Enquanto Mentira (que tem este apelido porque tem uma perna mais curta que a outra) preparava a iguaria, perguntei para a Preta: "Como é que você sabe que ele é são-paulino?" "Bah, hoje eles estão assim, todos cheios de si. Tudo para eles tem gosto especial. Qualquer empadinha é um manjar, qualquer cafezinho é um néctar dos deuses. Precisava ver no ônibus. Estava mais apertado que cinto de pobre, mas eles nem reclamavam.
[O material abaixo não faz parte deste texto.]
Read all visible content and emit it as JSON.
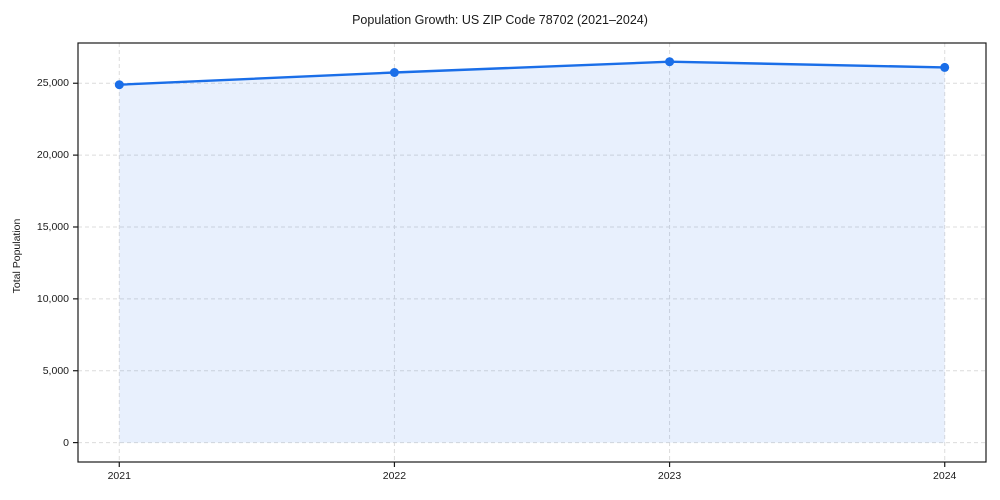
{
  "title": "Population Growth: US ZIP Code 78702 (2021–2024)",
  "chart_data": {
    "type": "area",
    "title": "Population Growth: US ZIP Code 78702 (2021–2024)",
    "xlabel": "",
    "ylabel": "Total Population",
    "x": [
      2021,
      2022,
      2023,
      2024
    ],
    "x_tick_labels": [
      "2021",
      "2022",
      "2023",
      "2024"
    ],
    "series": [
      {
        "name": "Total Population",
        "values": [
          24900,
          25750,
          26500,
          26100
        ]
      }
    ],
    "y_ticks": [
      0,
      5000,
      10000,
      15000,
      20000,
      25000
    ],
    "y_tick_labels": [
      "0",
      "5,000",
      "10,000",
      "15,000",
      "20,000",
      "25,000"
    ],
    "ylim": [
      -1350,
      27800
    ],
    "xlim": [
      2020.85,
      2024.15
    ],
    "grid": "dashed-both-axes",
    "legend": "none",
    "fill_to_zero": true,
    "colors": {
      "line": "#1a6ee8",
      "marker": "#1a6ee8",
      "fill": "rgba(26,110,232,0.10)",
      "grid": "#dcdcdc",
      "spine": "#1a1a1a",
      "text": "#1a1a1a"
    }
  }
}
Tinha um até que assobiava, como se estivesse indo de Galaxy [as referências automobilísticas da Preta são um tanto antiquadas] para o trabalho.
E, na hora de parar, em vez de puxar a cordinha, o cara disse: "Chofer, pode parar. Aqui está ótimo"." Depois chegaram outros tricolores e vi que a Preta tinha razão. Todos estavam com um certo ar de realeza, de felicidade suprema, de monge budista que chegou ao nirvana. Suas colunas estavam eretas, seus queixos altivos, seus olhares nas nuvens. Ou, no caso, nas lâmpadas fosforescentes.
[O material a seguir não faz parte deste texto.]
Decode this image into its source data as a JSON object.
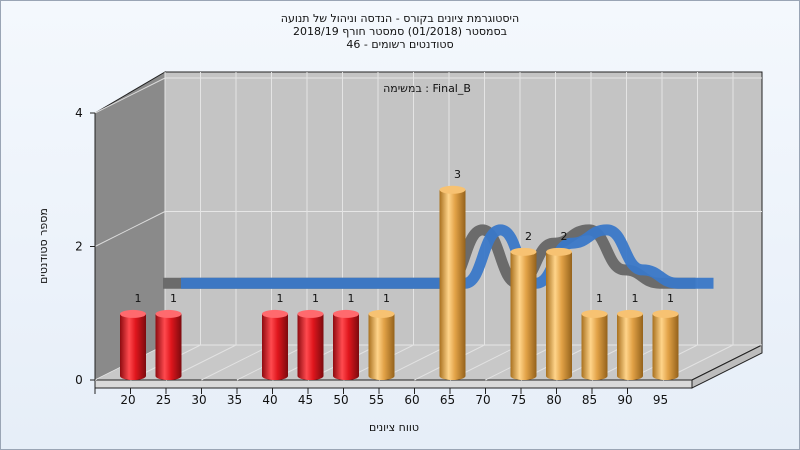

Mas, convenhamos, realmente o são-paulino tem todo o direito de ser metido, arrogante, soberbo, empafiado. Afinal, hoje ele é tricampeão brasileiro. Tri e hexa. Na era dos pontos corridos, ninguém é mais do que eles.
Os números não mentem. Mas elogiam. O time teve o segundo melhor ataque (perdeu por um gol para o Flamengo), a segunda melhor defesa (perdeu por um gol para o Grêmio), o maior número de vitórias fora de casa (sete), o menor número de derrotas em casa (apenas uma), o melhor saldo de gols e, o mais importante, o maior número de pontos. Sem falar no show do segundo turno, quando fez 42 pontos, nove a mais que o segundo colocado, o Flamengo. O São Paulo não teve o artilheiro, mas nenhum outro time pôs dois atletas entre os dez maiores marcadores (Borges foi o sexto, e Hugo, o sétimo). Hoje o são-paulino pode olhar o corintiano com ironia ("Que pena que você não estava na Série A este ano..."), afetar uma certa solidariedade com o santista ("Escapou do rebaixamento, hein? Você me surpreendeu!") e ser sádico com o palmeirense ("Ora, o quarto lugar não é tão ruim...").
Sim, hoje os são-paulinos podem fazer piadas de tudo e de todos, dizer que são os melhores, que têm o clube mais organizado, o melhor goleiro, o melhor técnico, o melhor tudo. Se alguém os chamar de Bambi, nem vão se importar. Só darão de ombros, como se aquilo fosse uma formiga tentando derrubar um obelisco. Se bem que alguns talvez se dêem ao trabalho de responder, e nesse caso falarão algo como: "Bambi? Acho que estou mais para o Rei Leão. Ha, ha, ha...".